J’ai gardé un souvenir intact de l’été 1952, ou plus précisément du mois d’août 1952. J’avais presque 11 ans et passais toutes les vacances scolaires au Mont Dore chez mes grands-parents du 14 juillet, après la distribution des prix, à la fin août ou au début septembre. J’adorais les vacances au Mont Dore et j’y pense toujours avec nostalgie. Les moyens de communication n’étaient pas nombreux à cette époque : Le Figaro qu’on achetait et, dans les grandes occasions, le téléphone qui sonnait. Un jour de ce mois d’août 52 j’appris par Le Figaro qu’une expédition allait être lancée pour explorer le gouffre de la Pierre-Saint-Martin dans les Pyrénées. Je me souviens très bien qu’en marchant le long de la Dordogne, le ruisseau qui traverse la ville, j’avais eu le pressentiment que ça allait mal se passer. Et ça s’est effectivement très mal passé, puisque, toujours Le Figaro nous apprit quelques jours plus tard que le câble de la descente de 300 mètres dans le gouffre s’était cassé pendant une remontée, que Marcel Loubens avait fait une chute de plusieurs dizaines de mètres et qu’il était dans le coma. Jour après jour, Le Figaro informait ses lecteurs des tentatives pour sauver le pauvre spéléologue et le remonter, tentatives toutes infructueuses.
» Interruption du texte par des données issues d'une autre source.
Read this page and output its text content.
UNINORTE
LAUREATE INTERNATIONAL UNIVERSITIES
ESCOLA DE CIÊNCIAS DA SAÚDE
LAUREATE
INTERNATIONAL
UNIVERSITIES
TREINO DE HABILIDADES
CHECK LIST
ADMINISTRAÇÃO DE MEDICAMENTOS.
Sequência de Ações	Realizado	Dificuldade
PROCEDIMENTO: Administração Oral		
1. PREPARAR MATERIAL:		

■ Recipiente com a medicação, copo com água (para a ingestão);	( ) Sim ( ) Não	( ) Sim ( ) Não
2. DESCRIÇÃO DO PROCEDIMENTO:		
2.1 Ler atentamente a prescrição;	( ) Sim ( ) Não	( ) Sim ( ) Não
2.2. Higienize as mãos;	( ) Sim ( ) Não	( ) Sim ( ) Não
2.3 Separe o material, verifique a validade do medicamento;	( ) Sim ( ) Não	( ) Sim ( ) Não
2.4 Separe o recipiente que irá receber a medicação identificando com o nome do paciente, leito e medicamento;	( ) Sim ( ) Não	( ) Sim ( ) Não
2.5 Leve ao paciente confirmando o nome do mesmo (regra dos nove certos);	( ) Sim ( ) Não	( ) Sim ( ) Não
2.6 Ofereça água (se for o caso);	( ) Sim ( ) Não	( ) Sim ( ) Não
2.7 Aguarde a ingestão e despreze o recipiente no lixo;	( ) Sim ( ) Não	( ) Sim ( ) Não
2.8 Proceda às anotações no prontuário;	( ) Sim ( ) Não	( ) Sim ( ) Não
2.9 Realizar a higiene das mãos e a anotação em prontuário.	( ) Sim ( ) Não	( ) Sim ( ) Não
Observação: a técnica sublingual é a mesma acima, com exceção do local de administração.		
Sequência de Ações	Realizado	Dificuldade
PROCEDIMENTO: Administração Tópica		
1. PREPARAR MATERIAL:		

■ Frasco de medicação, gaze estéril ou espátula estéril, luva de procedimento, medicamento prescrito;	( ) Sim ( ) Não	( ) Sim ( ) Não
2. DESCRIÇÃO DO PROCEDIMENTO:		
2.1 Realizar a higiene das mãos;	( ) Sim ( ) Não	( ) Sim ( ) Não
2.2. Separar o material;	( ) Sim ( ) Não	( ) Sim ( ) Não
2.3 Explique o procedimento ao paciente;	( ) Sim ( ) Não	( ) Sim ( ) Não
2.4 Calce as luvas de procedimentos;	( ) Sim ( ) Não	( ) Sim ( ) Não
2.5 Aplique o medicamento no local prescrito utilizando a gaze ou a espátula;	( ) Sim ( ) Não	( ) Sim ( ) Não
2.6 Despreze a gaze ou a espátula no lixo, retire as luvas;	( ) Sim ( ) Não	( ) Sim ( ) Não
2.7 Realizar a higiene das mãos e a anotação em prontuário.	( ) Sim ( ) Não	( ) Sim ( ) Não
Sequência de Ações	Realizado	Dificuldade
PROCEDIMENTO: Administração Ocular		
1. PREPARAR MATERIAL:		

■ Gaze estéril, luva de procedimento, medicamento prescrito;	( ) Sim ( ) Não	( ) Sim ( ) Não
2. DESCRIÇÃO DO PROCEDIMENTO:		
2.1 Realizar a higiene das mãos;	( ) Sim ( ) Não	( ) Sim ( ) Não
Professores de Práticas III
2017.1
Le treuil de l’ingénieur Cosyns marchait mal et avait des pannes à répétition.

Marcel Loubens décéda au fond du gouffre et on renonça à remonter sa dépouille dans l’immédiat (ce ne fut fait que deux ans plus tard).Toujours en août, Le Figaro nous apprit qu’un événement épouvantable venait de se produire dans la vallée de la Durance dans la nuit du 4 au 5 : l’assassinat d’une famille britannique, les Drummond, qui passait la nuit au bord de la route dans sa voiture, une Hillman. Aujourd’hui, un tel crime passerait presque inaperçu, mais à l’époque cette affaire eut un retentissement absolument considérable et même aujourd’hui, presque soixante-dix plus tard, elle est loin d’être oubliée. Il faut dire que non seulement le père et la mère avaient été abattus, mais que la fillette de 10 ans, Elizabeth, s’était enfuie dans la nuit pieds nus et que sa tête avait été fracassée à coups de crosse. Quand elle fut retrouvée, la fillette râlait encore. Le Figaro, encore lui, nous tint jour après jour, durant tout le mois d’août, au courant de l’enquête, qui se passa d’ailleurs dans de très mauvaises conditions. On soupçonna tour à tour les trois habitants mâles de la ferme voisine, le vieux patriarche Gaston Dominici et ses deux fils Gustave et Clovis, qui ne cessèrent de s’accuser mutuellement.

Le vieux Gaston Dominici fut condamné à mort (cette peine existait encore à l’époque), mais ensuite gracié faute de preuves suffisantes et finalement libéré. Aujourd’hui encore, on ne connaît pas la vérité. De nombreuses thèses ont été émises, dont la plus récente serait que ce crime serait l’œuvre des services secrets soviétiques suite à la Deuxième Guerre mondiale.Enfin, un autre événement défraya la chronique cet été-là : la mort d’Evita Perón, l’épouse du président argentin Juan Perón. Pourquoi ce décès eut-il un tel retentissement mondial ? Evita Perón était jeune et très belle et avait déployé une débordante activité sociale et syndicale. Elle était l’idole des foules argentines. Aujourd’hui on la qualifierait peut-être de populiste. Je me souviens qu’à l’été précédent, autour de la table de déjeuner, il y avait eu des discussions musclées entre les adultes, certains en faisant une héroïne, d’autres pas du tout. D’ailleurs, cet été-là, il y avait déjà eu de très violentes discussions familiales à propos de l’affaire Chevallier, cette épouse, Yvonne Chevallier, qui avait tué son mari, le secrétaire d’État et maire d’Orléans, Pierre Chevallier, avec lequel elle ne s’entendait plus, et qui avait découvert une lettre enflammée d’une maîtresse, Jeanne Perreau. Yvonne Chevallier, d’extraction modeste, avait connu son mari avant-guerre, alors qu’elle était jeune infirmière et lui étudiant en médecine.

Depuis, il avait connu une ascension fulgurante et s’était de plus en plus éloigné de son épouse qui ne lui faisait pas suffisamment honneur en société. Tout plaidait pour le crime passionnel et la France entière s’enflamma. Du reste, Yvonne Chevallier fut acquittée l’année suivante par la cour d’assises de Reims.Voilà, il y a des périodes où on a l’impression que les événements se précipitent, comme pour moi en ce mois d’août 1952.